3eb7988a1663 2 days ago

While I agree the speed benefit is marginal, the API is the differentiator.

Polars is a v2 of a dataframe API with a lot of thought put into offering a consistent experience. Variable names are seemingly regular across the board (eg no `sep` on this method, but `delimiter` here), no Numpy int nan baggage, and no silent data type conversions do a lot to improve the robustness of the code. That it is faster is nice, but a big shrug for my typical use cases.

The loss of the index is probably the right move - the implicit column has some subtle logic which I do not miss after switching to polars.

Source: over a decade of pandas experience. There are still a few idioms for which I do not have a good polars alternative, but nothing that is a deal breaker. The syntax is overall more verbose, but I am ok with it.

  • mjhay 2 days ago

    The API is indeed the big deal. I think a lot of Pandas users don’t realize how awful the API is, because they have never used a proper dataframe library like Polars or dplyr.

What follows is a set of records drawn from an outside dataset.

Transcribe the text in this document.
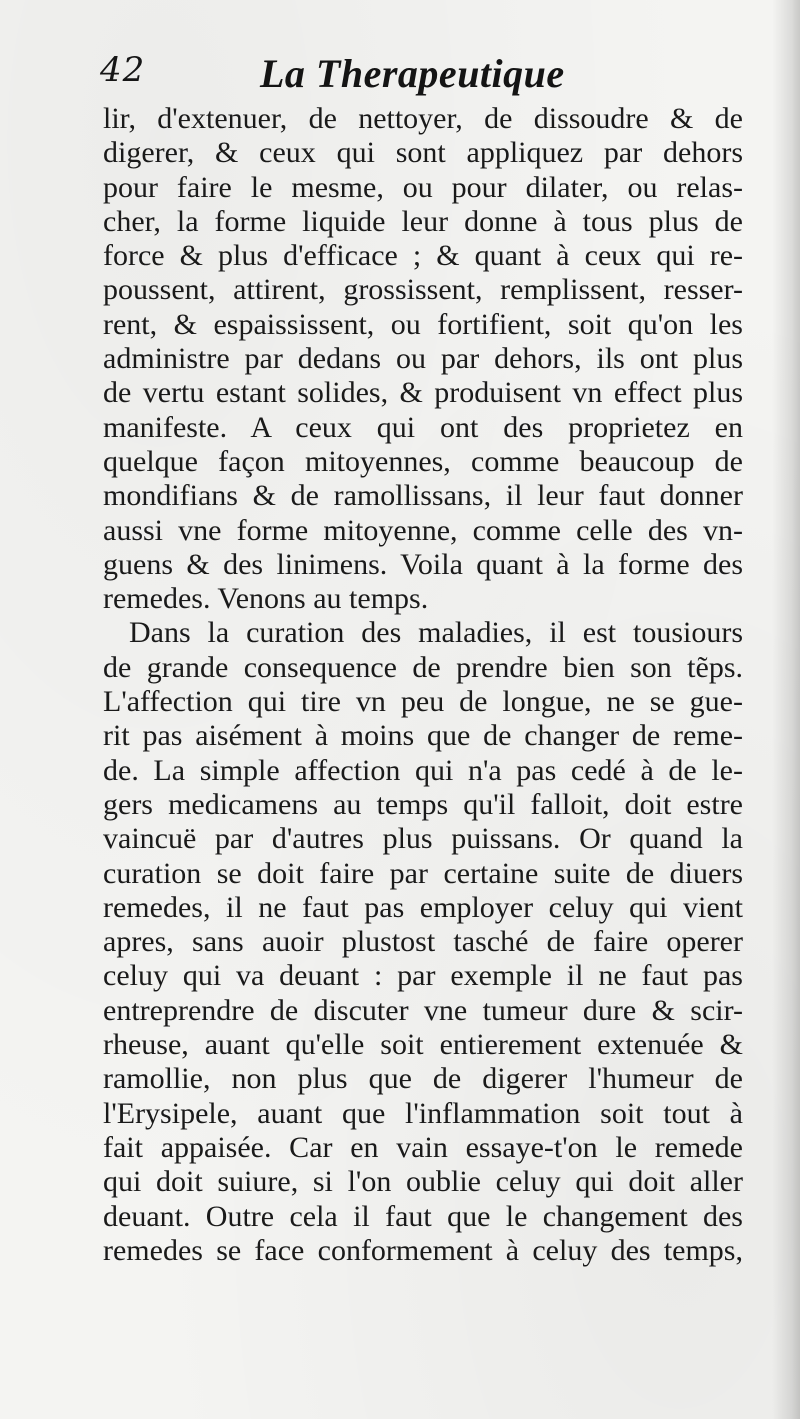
42	La Therapeutique
lir, d'extenuer, de nettoyer, de dissoudre & de
digerer, & ceux qui sont appliquez par dehors
pour faire le mesme, ou pour dilater, ou relas-
cher, la forme liquide leur donne à tous plus de
force & plus d'efficace ; & quant à ceux qui re-
poussent, attirent, grossissent, remplissent, resser-
rent, & espaississent, ou fortifient, soit qu'on les
administre par dedans ou par dehors, ils ont plus
de vertu estant solides, & produisent vn effect plus
manifeste. A ceux qui ont des proprietez en
quelque façon mitoyennes, comme beaucoup de
mondifians & de ramollissans, il leur faut donner
aussi vne forme mitoyenne, comme celle des vn-
guens & des linimens. Voila quant à la forme des
remedes. Venons au temps.
Dans la curation des maladies, il est tousiours
de grande consequence de prendre bien son tẽps.
L'affection qui tire vn peu de longue, ne se gue-
rit pas aisément à moins que de changer de reme-
de. La simple affection qui n'a pas cedé à de le-
gers medicamens au temps qu'il falloit, doit estre
vaincuë par d'autres plus puissans. Or quand la
curation se doit faire par certaine suite de diuers
remedes, il ne faut pas employer celuy qui vient
apres, sans auoir plustost tasché de faire operer
celuy qui va deuant : par exemple il ne faut pas
entreprendre de discuter vne tumeur dure & scir-
rheuse, auant qu'elle soit entierement extenuée &
ramollie, non plus que de digerer l'humeur de
l'Erysipele, auant que l'inflammation soit tout à
fait appaisée. Car en vain essaye-t'on le remede
qui doit suiure, si l'on oublie celuy qui doit aller
deuant. Outre cela il faut que le changement des
remedes se face conformement à celuy des temps,
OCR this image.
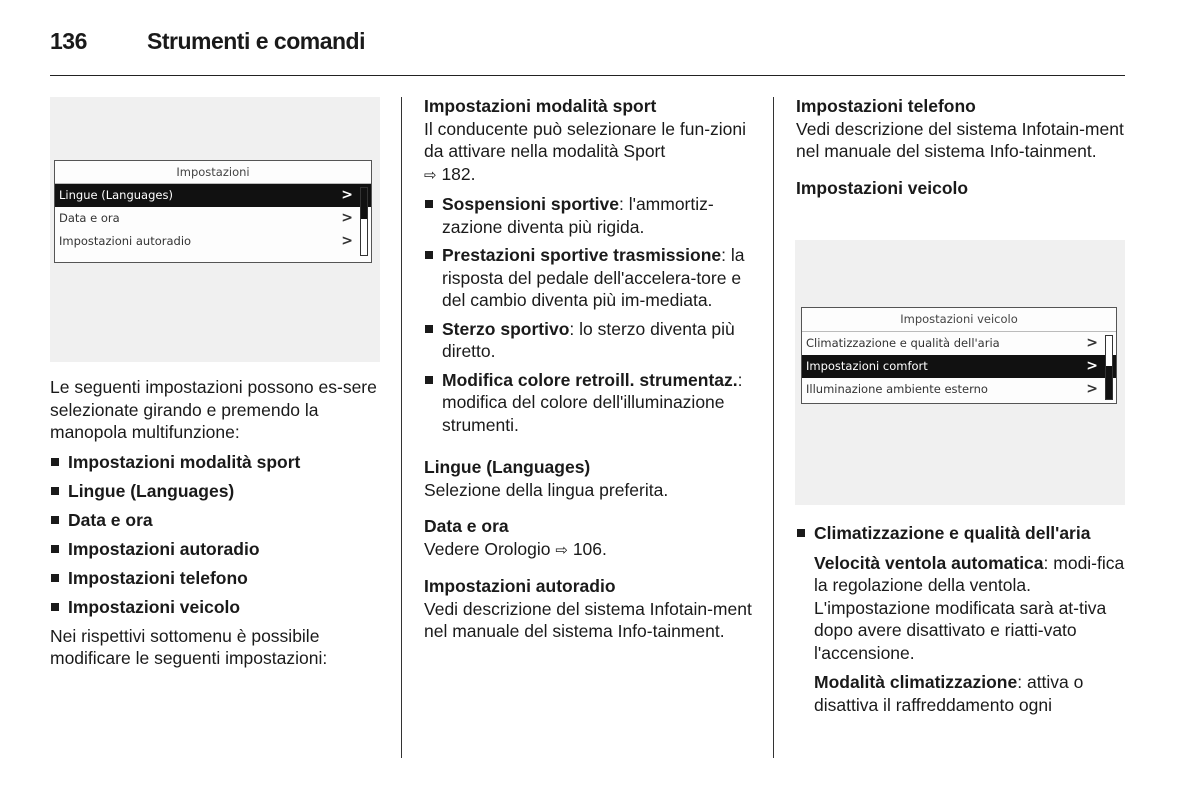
136	Strumenti e comandi
Impostazioni
Lingue (Languages)	>
Data e ora	>
Impostazioni autoradio	>

Le seguenti impostazioni possono es-sere selezionate girando e premendo la manopola multifunzione:

Impostazioni modalità sport
Lingue (Languages)
Data e ora
Impostazioni autoradio
Impostazioni telefono
Impostazioni veicolo

Nei rispettivi sottomenu è possibile modificare le seguenti impostazioni:

Impostazioni modalità sport

Il conducente può selezionare le fun-zioni da attivare nella modalità Sport
⇨ 182.

Sospensioni sportive: l'ammortiz-zazione diventa più rigida.
Prestazioni sportive trasmissione: la risposta del pedale dell'accelera-tore e del cambio diventa più im-mediata.
Sterzo sportivo: lo sterzo diventa più diretto.
Modifica colore retroill. strumentaz.: modifica del colore dell'illuminazione strumenti.

Lingue (Languages)

Selezione della lingua preferita.

Data e ora

Vedere Orologio ⇨ 106.

Impostazioni autoradio

Vedi descrizione del sistema Infotain-ment nel manuale del sistema Info-tainment.

Impostazioni telefono

Vedi descrizione del sistema Infotain-ment nel manuale del sistema Info-tainment.

Impostazioni veicolo

Impostazioni veicolo
Climatizzazione e qualità dell'aria	>
Impostazioni comfort	>
Illuminazione ambiente esterno	>

Climatizzazione e qualità dell'aria

Velocità ventola automatica: modi-fica la regolazione della ventola. L'impostazione modificata sarà at-tiva dopo avere disattivato e riatti-vato l'accensione.

Modalità climatizzazione: attiva o disattiva il raffreddamento ogni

    • 3eb7988a1663 2 days ago

      I really do not see that much difference between polars and pandas. Under the hood, sure the machinery is different, but quite a bit of pandas code will run as-is with polars. If you want to maximize the performance + strictness, you do need to adopt the polars style, but the two are quite similar.

      Which is to say, I have no real problems with the pandas API. In fact, if I could just transplant the polars strictness into pandas, that would let me keep the slightly more terse syntax.

      • ritchie46 2 days ago

        > but quite a bit of pandas code will run as-is with polars

        I highly doubt this. Aside from dataframe generation and series assignment, almost everything in the API surface is different.

        Strictness is also not something you can transplant easily. It is checking data types at the IR query planning level before you run the query and being able to resolve schema's independent of the data. In pandas schemas do depend on data within operations and therefore it isn't uncommon that data types change if data gets missing values nor can it check if a correct type is passed to an operation without running the compute.

        • 3eb7988a1663 a day ago

          Depends on how you use pandas. Pre-polars I would do a lot of single column/series manipulation which works the same way (though heavily discouraged by polars because you lose out on optimization opportunities). There are plenty of surface level keyword API changes (merge vs join, sort_values vs sort), but you can operate polars in a very panda-esque manner which do not seem all that alien to each other.

          Strictness, I understand you cannot just slap it in, more just an idle thought.

  • mft_ 2 days ago

    I agree. I’m only a hobbyist user of such libraries, and have always found Pandas a little confusing and counter-intuitive. I recently used Polars instead and found it a lot more straightforward.